Greg Stark wrote:
>Manfred Spraul <manfred@colorfullife.com> writes:
>
>
>
>>One problem for WAL is that O_DIRECT would disable the write cache -
>>each operation would block until the data arrived on disk, and that might block
>>other backends that try to access WALWriteLock.
>>Perhaps a dedicated backend that does the writeback could fix that.
>>
>>
>
>aio seems a better fit.
>
>
>
>>Has anyone tried to use posix_fadvise for the wal logs?
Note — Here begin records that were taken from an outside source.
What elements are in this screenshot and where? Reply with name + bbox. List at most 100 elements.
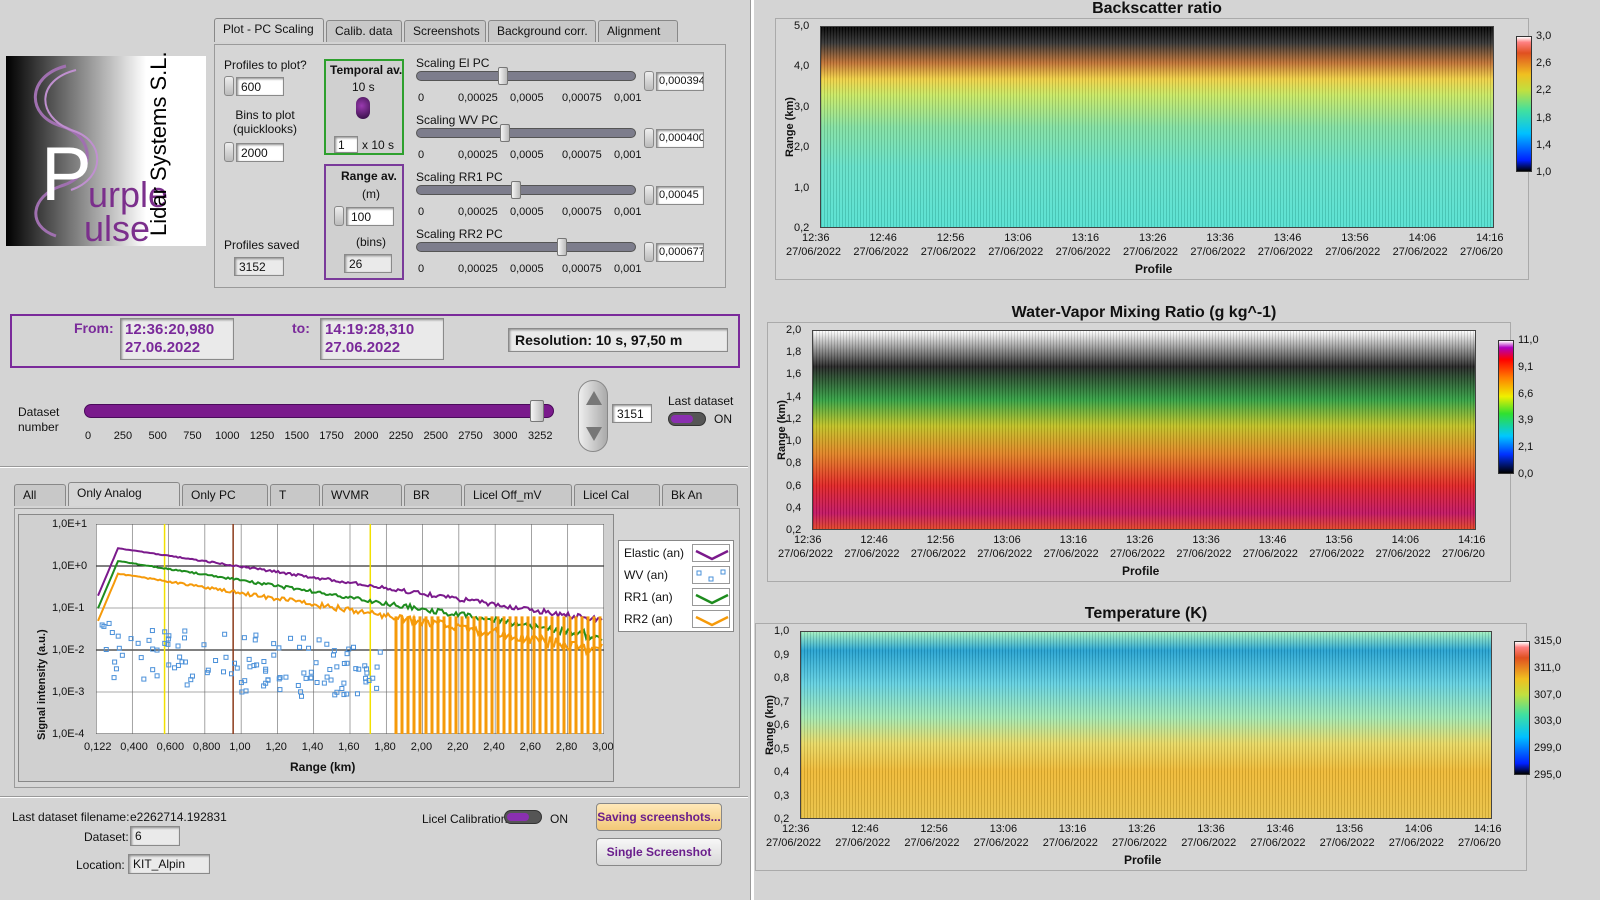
profiles-to-plot-spinner[interactable] (224, 76, 234, 96)
wvmr-x-tick: 13:36 (1192, 534, 1220, 546)
tab-br[interactable]: BR (404, 484, 462, 506)
scaling-tick-label: 0,00075 (562, 149, 602, 161)
dataset-slider-track[interactable] (84, 404, 554, 418)
legend-swatch (692, 588, 730, 606)
tab-alignment[interactable]: Alignment (598, 20, 678, 42)
dataset-footer-display: 6 (130, 826, 180, 846)
legend-swatch (692, 566, 730, 584)
signal-x-tick: 1,00 (229, 741, 250, 753)
scaling-slider-track[interactable] (416, 185, 636, 195)
scaling-slider-thumb[interactable] (511, 181, 521, 199)
wvmr-x-date: 27/06/2022 (1309, 548, 1364, 560)
scaling-spinner[interactable] (644, 242, 654, 262)
last-dataset-toggle[interactable] (668, 412, 706, 426)
scaling-tick-label: 0,00075 (562, 92, 602, 104)
scaling-tick-label: 0,00025 (458, 206, 498, 218)
scaling-value-input[interactable]: 0,00045 (656, 186, 704, 205)
profiles-to-plot-input[interactable]: 600 (236, 77, 284, 96)
signal-x-tick: 1,20 (266, 741, 287, 753)
range-av-spinner[interactable] (334, 206, 344, 226)
temperature-heatmap[interactable] (800, 631, 1492, 819)
tab-calib-data[interactable]: Calib. data (326, 20, 402, 42)
temporal-av-knob[interactable] (356, 97, 370, 119)
tab-wvmr[interactable]: WVMR (322, 484, 402, 506)
temperature-x-date: 27/06/2022 (835, 837, 890, 849)
temperature-x-date: 27/06/2022 (1389, 837, 1444, 849)
legend-label: WV (an) (624, 568, 668, 582)
signal-x-tick: 2,20 (447, 741, 468, 753)
tab-licel-cal[interactable]: Licel Cal (574, 484, 660, 506)
scaling-value-input[interactable]: 0,000400 (656, 129, 704, 148)
legend-label: RR1 (an) (624, 590, 673, 604)
filename-value: e2262714.192831 (130, 810, 227, 824)
backscatter-heatmap[interactable] (820, 26, 1494, 228)
backscatter-colorbar-tick: 1,0 (1536, 166, 1551, 178)
tab-only-pc[interactable]: Only PC (182, 484, 268, 506)
range-av-m-input[interactable]: 100 (346, 207, 394, 226)
scaling-value-input[interactable]: 0,000677 (656, 243, 704, 262)
temperature-x-tick: 13:46 (1266, 823, 1294, 835)
top-tab-bar: Plot - PC Scaling Calib. data Screenshot… (214, 20, 734, 44)
saving-screenshots-button[interactable]: Saving screenshots... (596, 803, 722, 831)
dataset-number-input[interactable]: 3151 (612, 404, 652, 423)
scaling-tick-label: 0,001 (614, 149, 642, 161)
scaling-label: Scaling El PC (416, 56, 489, 70)
temporal-av-label: Temporal av. (330, 63, 402, 77)
scaling-tick-label: 0,00075 (562, 206, 602, 218)
temperature-x-date: 27/06/2022 (904, 837, 959, 849)
scaling-slider-track[interactable] (416, 128, 636, 138)
scaling-slider-thumb[interactable] (557, 238, 567, 256)
scaling-spinner[interactable] (644, 128, 654, 148)
tab-only-analog[interactable]: Only Analog (68, 482, 180, 506)
scaling-value-input[interactable]: 0,000394 (656, 72, 704, 91)
tab-licel-off-mv[interactable]: Licel Off_mV (464, 484, 572, 506)
bins-to-plot-input[interactable]: 2000 (236, 143, 284, 162)
temporal-av-count-input[interactable]: 1 (334, 136, 358, 153)
to-label: to: (292, 320, 310, 336)
tab-screenshots[interactable]: Screenshots (404, 20, 486, 42)
scaling-slider-track[interactable] (416, 242, 636, 252)
scaling-spinner[interactable] (644, 71, 654, 91)
signal-plot-svg[interactable] (96, 524, 604, 734)
dataset-stepper[interactable] (578, 380, 608, 452)
wvmr-x-axis-label: Profile (1122, 564, 1159, 578)
backscatter-x-tick: 13:56 (1341, 232, 1369, 244)
backscatter-x-date: 27/06/2022 (921, 246, 976, 258)
bins-to-plot-spinner[interactable] (224, 142, 234, 162)
backscatter-x-date: 27/06/2022 (1325, 246, 1380, 258)
wvmr-x-tick: 14:06 (1392, 534, 1420, 546)
signal-x-tick: 3,00 (592, 741, 613, 753)
tab-background-corr[interactable]: Background corr. (488, 20, 596, 42)
backscatter-colorbar-tick: 3,0 (1536, 30, 1551, 42)
scaling-slider-track[interactable] (416, 71, 636, 81)
temperature-colorbar-tick: 299,0 (1534, 742, 1562, 754)
temperature-colorbar-tick: 303,0 (1534, 715, 1562, 727)
dataset-slider-thumb[interactable] (530, 400, 544, 422)
scaling-spinner[interactable] (644, 185, 654, 205)
wvmr-x-date: 27/06/20 (1442, 548, 1485, 560)
range-av-bins-display: 26 (344, 254, 392, 273)
wvmr-y-tick: 1,8 (786, 346, 801, 358)
tab-all[interactable]: All (14, 484, 66, 506)
profiles-saved-label: Profiles saved (224, 238, 299, 252)
single-screenshot-button[interactable]: Single Screenshot (596, 838, 722, 866)
scaling-label: Scaling WV PC (416, 113, 498, 127)
stepper-down-icon[interactable] (586, 427, 602, 441)
scaling-slider-thumb[interactable] (498, 67, 508, 85)
temperature-y-tick: 1,0 (774, 625, 789, 637)
stepper-up-icon[interactable] (586, 391, 602, 405)
tab-plot-pc-scaling[interactable]: Plot - PC Scaling (214, 18, 324, 42)
tab-bk-an[interactable]: Bk An (662, 484, 738, 506)
backscatter-colorbar-tick: 2,2 (1536, 84, 1551, 96)
tab-t[interactable]: T (270, 484, 320, 506)
temperature-x-tick: 12:46 (851, 823, 879, 835)
wvmr-y-tick: 0,8 (786, 457, 801, 469)
backscatter-y-tick: 3,0 (794, 101, 809, 113)
wvmr-y-tick: 0,6 (786, 480, 801, 492)
signal-x-tick: 2,80 (556, 741, 577, 753)
dataset-footer-label: Dataset: (84, 830, 129, 844)
dataset-tick-label: 1250 (250, 430, 274, 442)
scaling-slider-thumb[interactable] (500, 124, 510, 142)
wvmr-heatmap[interactable] (812, 330, 1476, 530)
licel-calibration-toggle[interactable] (504, 810, 542, 824)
>>http://www.opengroup.org/onlinepubs/007904975/functions/posix_fadvise.html
>>
>>Linux supports posix_fadvise, it seems to be part of xopen2k.
>>
>>
>
>Odd, I don't see it anywhere in the kernel. I don't know what syscall it's
>using to do this tweaking.
>
>
At least in 2.6: linux/mm/fadvise.c, the syscall is fadvise64 or 64_64
>This is the only option that seems useful for postgres for both the WAL and
>vacuum (though in other threads it seems the problems with vacuum lie
>elsewhere):
>
> POSIX_FADV_DONTNEED attempts to free cached pages associated with the
> specified region. This is useful, for example, while streaming large
> files. A program may periodically request the kernel to free cached
> data that has already been used, so that more useful cached pages are
> not discarded instead.
>
> Pages that have not yet been written out will be unaffected, so if the
> application wishes to guarantee that pages will be released, it should
> call fsync or fdatasync first.
>
>
I agree. Either immediately after each flush syscall, or just before
closing a log file and switching to the next.
>Perhaps POSIX_FADV_RANDOM and POSIX_FADV_SEQUENTIAL could be useful in a
>backend before starting a sequential scan or index scan, but I kind of doubt
>it.
>
>
IIRC the recommendation is ~20% total memory for the postgres user space
buffers. That's quite a lot - it might be sufficient to protect that
cache from vacuum or sequential scans. AddBufferToFreeList already
contains a comment that this is the right place to try buffer
replacement strategies.
-- Manfred